I'm having the same issue too. It must be possible to have just one cookie policy banner for GA and Husbspot without losing the first page's data fot Google.
In terms of tracking properly in GTM whicle respecting consent (via Hubspot) maybe it could make a difference if the GTM container was implemented via Hubspot (it's hardcoded at the moment)?
The documentation mentions:
Please note: the cookie policy banner blocks HubSpot cookies and cookies from HubSpot integrations, including Google Analytics and Google Tag Manager. HubSpot can only block these cookies if you use the integrations. HubSpot cannot automatically block cookies from scripts you manually place on the page.

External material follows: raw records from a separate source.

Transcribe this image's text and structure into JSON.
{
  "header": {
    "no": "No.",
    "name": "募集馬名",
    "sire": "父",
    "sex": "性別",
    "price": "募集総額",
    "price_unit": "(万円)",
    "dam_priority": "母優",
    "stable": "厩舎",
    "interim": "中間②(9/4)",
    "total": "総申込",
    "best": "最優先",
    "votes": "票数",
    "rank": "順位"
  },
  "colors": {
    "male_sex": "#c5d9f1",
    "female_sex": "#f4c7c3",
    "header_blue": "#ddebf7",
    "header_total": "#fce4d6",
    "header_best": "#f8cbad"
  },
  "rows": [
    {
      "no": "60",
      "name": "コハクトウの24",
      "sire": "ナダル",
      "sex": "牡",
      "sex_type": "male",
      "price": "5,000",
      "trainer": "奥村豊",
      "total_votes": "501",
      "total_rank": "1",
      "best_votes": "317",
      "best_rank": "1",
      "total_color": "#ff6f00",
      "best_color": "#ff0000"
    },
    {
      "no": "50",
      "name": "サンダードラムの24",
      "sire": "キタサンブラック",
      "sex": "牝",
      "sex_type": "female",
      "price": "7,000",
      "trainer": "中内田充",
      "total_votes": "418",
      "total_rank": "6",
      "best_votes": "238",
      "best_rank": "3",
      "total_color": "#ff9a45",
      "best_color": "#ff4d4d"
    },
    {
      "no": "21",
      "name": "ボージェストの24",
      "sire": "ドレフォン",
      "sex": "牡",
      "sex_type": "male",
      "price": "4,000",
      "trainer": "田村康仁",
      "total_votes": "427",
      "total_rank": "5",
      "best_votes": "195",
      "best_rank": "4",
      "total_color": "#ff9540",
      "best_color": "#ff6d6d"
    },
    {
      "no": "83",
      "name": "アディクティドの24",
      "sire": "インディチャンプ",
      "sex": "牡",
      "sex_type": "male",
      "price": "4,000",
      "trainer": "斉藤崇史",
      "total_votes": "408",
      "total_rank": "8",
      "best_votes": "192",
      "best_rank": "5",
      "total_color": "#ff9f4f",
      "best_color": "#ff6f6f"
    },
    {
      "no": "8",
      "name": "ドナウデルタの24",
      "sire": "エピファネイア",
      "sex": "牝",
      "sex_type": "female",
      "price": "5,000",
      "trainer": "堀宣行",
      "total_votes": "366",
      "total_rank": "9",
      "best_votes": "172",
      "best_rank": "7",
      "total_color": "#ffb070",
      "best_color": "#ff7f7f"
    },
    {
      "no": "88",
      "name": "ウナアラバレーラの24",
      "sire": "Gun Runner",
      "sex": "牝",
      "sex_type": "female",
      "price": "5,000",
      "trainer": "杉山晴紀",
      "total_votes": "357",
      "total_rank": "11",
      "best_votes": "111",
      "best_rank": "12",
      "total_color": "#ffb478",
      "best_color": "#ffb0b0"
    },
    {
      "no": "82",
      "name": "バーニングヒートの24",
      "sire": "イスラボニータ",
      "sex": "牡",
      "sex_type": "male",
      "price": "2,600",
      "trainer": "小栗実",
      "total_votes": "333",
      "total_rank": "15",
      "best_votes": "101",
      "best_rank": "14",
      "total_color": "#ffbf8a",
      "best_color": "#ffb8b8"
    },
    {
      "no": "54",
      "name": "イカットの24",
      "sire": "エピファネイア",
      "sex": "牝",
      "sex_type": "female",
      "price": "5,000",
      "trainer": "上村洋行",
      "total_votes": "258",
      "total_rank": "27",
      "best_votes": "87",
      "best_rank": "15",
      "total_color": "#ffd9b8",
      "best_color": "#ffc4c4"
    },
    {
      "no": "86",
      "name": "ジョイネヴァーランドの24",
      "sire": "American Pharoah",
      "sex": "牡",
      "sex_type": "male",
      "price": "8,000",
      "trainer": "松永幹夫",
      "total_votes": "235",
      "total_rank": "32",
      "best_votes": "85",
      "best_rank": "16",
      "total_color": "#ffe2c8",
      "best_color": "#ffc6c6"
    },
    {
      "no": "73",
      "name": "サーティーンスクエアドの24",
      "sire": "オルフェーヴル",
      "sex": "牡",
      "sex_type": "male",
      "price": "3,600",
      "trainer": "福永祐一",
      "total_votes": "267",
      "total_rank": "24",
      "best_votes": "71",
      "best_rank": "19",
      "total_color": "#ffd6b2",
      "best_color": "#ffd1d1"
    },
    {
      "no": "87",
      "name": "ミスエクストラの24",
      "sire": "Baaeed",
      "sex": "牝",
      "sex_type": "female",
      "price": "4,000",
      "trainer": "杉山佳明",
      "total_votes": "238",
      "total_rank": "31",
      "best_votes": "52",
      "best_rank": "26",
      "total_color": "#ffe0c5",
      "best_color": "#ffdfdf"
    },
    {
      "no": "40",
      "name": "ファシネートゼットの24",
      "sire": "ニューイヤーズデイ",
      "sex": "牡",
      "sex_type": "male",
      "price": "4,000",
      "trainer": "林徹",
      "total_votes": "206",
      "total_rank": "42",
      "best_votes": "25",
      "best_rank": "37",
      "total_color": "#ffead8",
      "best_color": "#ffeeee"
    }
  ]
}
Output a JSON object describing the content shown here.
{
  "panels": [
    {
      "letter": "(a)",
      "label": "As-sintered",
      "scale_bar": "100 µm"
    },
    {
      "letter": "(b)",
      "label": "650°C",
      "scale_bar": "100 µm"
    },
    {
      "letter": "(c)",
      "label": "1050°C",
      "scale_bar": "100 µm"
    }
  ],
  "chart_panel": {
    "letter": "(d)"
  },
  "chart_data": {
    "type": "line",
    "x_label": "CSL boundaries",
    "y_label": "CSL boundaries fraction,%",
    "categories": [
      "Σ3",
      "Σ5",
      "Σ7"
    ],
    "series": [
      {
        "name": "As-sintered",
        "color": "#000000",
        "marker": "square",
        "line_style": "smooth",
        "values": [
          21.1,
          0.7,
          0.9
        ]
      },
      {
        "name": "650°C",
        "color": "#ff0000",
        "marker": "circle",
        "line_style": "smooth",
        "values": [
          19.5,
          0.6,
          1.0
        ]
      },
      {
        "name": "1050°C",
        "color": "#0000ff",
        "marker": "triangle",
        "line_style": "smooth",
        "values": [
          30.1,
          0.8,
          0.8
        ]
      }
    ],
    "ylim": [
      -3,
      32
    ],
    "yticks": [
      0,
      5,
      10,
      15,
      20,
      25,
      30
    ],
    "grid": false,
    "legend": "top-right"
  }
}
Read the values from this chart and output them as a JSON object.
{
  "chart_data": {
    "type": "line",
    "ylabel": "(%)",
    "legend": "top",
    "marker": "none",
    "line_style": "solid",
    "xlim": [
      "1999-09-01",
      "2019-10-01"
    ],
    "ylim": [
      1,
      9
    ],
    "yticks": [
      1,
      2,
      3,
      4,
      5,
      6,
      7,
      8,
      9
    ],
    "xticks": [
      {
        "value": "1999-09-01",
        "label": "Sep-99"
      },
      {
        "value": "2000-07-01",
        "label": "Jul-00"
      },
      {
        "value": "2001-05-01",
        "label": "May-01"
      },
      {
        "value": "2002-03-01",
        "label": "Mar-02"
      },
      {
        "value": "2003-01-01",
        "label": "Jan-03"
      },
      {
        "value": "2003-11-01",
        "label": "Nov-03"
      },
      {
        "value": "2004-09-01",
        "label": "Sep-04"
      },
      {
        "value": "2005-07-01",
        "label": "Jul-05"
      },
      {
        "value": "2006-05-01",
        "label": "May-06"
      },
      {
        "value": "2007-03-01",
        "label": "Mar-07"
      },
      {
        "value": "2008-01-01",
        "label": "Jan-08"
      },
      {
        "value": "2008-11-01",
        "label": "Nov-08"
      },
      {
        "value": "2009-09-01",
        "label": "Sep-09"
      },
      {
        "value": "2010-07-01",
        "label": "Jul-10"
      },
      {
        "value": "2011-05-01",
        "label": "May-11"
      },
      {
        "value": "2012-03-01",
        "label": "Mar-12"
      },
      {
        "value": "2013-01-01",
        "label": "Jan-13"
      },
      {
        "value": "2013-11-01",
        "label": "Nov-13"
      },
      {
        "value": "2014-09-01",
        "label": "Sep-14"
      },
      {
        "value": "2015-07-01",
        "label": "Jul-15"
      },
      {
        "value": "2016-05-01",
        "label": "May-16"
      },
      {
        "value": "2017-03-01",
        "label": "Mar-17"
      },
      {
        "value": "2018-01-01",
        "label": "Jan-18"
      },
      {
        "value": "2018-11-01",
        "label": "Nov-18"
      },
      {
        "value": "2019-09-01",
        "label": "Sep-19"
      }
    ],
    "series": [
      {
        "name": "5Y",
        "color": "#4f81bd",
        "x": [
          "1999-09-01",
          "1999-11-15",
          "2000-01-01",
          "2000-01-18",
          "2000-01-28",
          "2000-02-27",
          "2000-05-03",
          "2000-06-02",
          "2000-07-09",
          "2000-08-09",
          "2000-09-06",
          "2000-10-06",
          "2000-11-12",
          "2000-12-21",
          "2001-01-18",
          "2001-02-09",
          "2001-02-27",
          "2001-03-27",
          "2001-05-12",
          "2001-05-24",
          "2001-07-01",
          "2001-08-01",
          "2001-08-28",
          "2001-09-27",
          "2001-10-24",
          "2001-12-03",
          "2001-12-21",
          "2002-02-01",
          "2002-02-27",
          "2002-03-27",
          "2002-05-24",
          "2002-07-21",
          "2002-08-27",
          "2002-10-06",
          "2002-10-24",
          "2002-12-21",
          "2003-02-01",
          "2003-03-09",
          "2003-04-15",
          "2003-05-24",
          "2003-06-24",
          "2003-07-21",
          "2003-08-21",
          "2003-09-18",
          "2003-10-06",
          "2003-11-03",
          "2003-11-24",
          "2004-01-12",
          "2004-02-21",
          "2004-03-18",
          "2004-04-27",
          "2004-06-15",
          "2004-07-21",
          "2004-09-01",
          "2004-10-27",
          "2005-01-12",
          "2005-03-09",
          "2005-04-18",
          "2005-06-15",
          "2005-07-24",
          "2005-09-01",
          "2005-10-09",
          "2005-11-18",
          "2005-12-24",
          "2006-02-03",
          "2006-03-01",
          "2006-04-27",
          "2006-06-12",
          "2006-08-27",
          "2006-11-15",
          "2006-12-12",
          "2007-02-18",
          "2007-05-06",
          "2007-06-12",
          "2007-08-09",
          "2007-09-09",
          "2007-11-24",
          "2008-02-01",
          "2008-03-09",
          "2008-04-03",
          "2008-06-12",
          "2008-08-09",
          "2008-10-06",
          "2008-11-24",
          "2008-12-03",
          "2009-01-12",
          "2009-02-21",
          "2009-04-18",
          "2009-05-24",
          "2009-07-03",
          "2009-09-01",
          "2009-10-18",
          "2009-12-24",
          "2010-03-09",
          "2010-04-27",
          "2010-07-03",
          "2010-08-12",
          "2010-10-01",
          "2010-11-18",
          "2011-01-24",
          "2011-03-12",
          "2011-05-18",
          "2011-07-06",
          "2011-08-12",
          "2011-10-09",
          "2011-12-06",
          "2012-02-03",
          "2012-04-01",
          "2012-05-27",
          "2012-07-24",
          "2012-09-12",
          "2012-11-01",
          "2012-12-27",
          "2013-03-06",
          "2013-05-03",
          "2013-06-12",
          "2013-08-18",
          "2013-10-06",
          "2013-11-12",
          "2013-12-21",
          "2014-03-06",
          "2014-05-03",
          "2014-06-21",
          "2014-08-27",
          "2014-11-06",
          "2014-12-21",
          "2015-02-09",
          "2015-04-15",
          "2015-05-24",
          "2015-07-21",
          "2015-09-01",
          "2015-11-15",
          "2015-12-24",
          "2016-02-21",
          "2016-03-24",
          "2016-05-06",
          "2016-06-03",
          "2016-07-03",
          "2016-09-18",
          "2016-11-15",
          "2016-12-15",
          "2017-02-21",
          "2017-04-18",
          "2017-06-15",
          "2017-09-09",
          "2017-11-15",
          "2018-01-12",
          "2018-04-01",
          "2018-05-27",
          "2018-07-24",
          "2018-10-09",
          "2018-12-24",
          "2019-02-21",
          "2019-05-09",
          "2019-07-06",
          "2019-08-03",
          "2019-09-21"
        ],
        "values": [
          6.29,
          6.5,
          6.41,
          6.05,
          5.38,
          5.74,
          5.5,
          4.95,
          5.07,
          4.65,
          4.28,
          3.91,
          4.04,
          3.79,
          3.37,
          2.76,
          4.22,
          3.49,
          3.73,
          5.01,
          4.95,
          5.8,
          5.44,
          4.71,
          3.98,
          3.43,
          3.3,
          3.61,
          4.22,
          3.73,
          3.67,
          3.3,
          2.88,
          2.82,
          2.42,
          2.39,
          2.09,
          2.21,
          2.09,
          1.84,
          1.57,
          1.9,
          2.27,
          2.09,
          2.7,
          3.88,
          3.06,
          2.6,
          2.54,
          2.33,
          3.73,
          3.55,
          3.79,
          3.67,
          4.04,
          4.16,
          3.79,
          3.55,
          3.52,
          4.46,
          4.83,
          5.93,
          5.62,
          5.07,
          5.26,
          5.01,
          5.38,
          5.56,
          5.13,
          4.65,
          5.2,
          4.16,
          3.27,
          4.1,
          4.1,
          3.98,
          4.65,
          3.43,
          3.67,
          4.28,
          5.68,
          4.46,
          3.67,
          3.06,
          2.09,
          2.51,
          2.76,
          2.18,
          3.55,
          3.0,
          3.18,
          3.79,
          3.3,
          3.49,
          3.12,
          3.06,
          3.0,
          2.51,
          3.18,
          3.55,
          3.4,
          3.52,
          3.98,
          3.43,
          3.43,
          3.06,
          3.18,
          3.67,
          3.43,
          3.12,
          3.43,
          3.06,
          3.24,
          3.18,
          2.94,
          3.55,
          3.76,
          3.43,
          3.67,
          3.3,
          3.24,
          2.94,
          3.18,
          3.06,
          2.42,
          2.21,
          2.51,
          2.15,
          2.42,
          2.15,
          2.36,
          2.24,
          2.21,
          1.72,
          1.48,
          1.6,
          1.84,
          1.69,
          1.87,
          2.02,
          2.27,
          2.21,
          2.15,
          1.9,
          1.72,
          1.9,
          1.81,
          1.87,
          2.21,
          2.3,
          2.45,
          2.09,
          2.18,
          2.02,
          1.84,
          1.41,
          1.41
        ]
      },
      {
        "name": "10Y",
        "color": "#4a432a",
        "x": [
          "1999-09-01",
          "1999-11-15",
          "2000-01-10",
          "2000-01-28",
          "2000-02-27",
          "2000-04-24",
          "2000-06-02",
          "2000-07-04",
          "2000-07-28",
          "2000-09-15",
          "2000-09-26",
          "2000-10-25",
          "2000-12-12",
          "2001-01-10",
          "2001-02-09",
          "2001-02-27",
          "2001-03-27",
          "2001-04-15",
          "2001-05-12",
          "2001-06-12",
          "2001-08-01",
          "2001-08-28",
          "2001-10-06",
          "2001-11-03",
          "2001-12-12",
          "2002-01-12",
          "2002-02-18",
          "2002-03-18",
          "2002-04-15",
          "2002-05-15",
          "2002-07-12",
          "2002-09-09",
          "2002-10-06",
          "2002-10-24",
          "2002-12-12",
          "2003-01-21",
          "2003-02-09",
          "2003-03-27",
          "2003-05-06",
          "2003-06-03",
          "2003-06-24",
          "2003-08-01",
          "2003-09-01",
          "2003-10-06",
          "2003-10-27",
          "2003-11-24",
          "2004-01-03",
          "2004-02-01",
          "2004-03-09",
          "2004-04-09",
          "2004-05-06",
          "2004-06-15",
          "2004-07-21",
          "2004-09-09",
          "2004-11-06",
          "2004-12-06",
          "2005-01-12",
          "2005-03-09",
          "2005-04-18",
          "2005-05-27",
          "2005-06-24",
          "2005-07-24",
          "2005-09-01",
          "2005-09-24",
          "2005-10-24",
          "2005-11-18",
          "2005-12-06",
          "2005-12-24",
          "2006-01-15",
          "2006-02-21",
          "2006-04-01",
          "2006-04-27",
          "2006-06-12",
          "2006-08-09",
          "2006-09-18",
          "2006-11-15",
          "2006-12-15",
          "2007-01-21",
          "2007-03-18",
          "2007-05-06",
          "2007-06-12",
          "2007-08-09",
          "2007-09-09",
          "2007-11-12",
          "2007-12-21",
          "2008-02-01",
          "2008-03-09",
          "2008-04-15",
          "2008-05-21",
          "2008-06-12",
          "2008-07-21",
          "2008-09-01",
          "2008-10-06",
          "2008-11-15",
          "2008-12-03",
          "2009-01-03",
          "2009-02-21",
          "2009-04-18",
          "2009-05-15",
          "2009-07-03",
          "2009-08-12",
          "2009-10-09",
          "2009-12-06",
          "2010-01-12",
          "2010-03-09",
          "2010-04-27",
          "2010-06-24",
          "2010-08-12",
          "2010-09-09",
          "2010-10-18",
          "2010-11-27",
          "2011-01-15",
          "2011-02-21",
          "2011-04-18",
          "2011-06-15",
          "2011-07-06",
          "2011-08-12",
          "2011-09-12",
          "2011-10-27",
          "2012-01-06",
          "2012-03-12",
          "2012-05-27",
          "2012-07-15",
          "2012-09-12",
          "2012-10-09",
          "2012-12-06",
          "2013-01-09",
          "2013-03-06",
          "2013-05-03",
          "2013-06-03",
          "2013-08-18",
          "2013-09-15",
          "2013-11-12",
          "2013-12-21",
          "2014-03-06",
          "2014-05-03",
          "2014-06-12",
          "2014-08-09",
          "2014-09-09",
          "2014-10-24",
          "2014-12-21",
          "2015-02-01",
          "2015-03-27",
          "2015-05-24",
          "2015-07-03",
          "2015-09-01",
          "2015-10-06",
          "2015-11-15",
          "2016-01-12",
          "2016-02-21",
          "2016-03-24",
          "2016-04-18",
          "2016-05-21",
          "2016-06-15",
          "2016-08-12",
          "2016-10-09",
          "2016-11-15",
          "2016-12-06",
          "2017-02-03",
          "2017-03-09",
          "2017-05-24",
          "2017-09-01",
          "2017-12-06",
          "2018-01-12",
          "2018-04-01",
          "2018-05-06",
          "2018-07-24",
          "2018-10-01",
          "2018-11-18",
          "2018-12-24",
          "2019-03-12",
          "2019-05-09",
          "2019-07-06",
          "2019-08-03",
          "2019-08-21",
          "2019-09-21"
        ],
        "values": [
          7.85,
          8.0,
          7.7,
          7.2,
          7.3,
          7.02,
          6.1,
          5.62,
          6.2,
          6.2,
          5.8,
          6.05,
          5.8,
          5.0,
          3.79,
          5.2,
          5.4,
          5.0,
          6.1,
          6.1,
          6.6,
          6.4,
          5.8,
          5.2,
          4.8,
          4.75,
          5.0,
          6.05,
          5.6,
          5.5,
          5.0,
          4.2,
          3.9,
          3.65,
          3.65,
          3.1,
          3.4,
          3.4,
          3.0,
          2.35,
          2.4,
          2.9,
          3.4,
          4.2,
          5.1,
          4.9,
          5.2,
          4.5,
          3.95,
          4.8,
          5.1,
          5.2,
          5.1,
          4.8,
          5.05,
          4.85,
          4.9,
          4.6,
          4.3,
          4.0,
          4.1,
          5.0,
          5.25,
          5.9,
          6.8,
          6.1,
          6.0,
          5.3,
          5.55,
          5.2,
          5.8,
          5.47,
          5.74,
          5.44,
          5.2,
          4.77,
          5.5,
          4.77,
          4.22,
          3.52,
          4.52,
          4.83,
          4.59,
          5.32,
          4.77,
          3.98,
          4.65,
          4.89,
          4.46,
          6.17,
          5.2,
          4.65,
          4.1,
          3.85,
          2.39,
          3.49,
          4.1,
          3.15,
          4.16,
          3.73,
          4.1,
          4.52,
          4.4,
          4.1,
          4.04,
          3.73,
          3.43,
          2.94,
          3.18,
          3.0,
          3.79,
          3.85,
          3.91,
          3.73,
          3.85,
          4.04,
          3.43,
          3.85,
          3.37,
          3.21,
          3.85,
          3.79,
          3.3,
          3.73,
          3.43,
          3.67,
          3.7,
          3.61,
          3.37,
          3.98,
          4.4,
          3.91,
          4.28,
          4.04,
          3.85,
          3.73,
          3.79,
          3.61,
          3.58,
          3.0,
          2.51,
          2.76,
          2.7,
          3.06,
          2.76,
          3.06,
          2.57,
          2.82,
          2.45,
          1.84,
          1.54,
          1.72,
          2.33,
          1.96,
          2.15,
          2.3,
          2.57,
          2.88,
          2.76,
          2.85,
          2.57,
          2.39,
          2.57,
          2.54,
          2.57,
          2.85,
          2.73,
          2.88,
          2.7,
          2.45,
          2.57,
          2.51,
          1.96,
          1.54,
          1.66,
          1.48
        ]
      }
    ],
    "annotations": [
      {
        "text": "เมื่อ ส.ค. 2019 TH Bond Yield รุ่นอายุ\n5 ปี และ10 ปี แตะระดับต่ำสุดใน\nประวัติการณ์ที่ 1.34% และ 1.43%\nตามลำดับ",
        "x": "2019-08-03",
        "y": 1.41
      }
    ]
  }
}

Would the GTM container just be blocked without consent and would custom events be made available for triggering all pages tags (as is the custom with the solutions from other Cookie Management Solutions) when consent is given?
Maybe the solution is something completely different?
Please disregard this post. Subdomains are hosted in Hubspot but main domain is external - so I wont be able to implement GTM via Hubspot in terms of the main domain... but I still need to get GTM and the Hubspot consent solution to work on the main domain (works on the hosted subdomains where GTM is also integrated with Hubspot).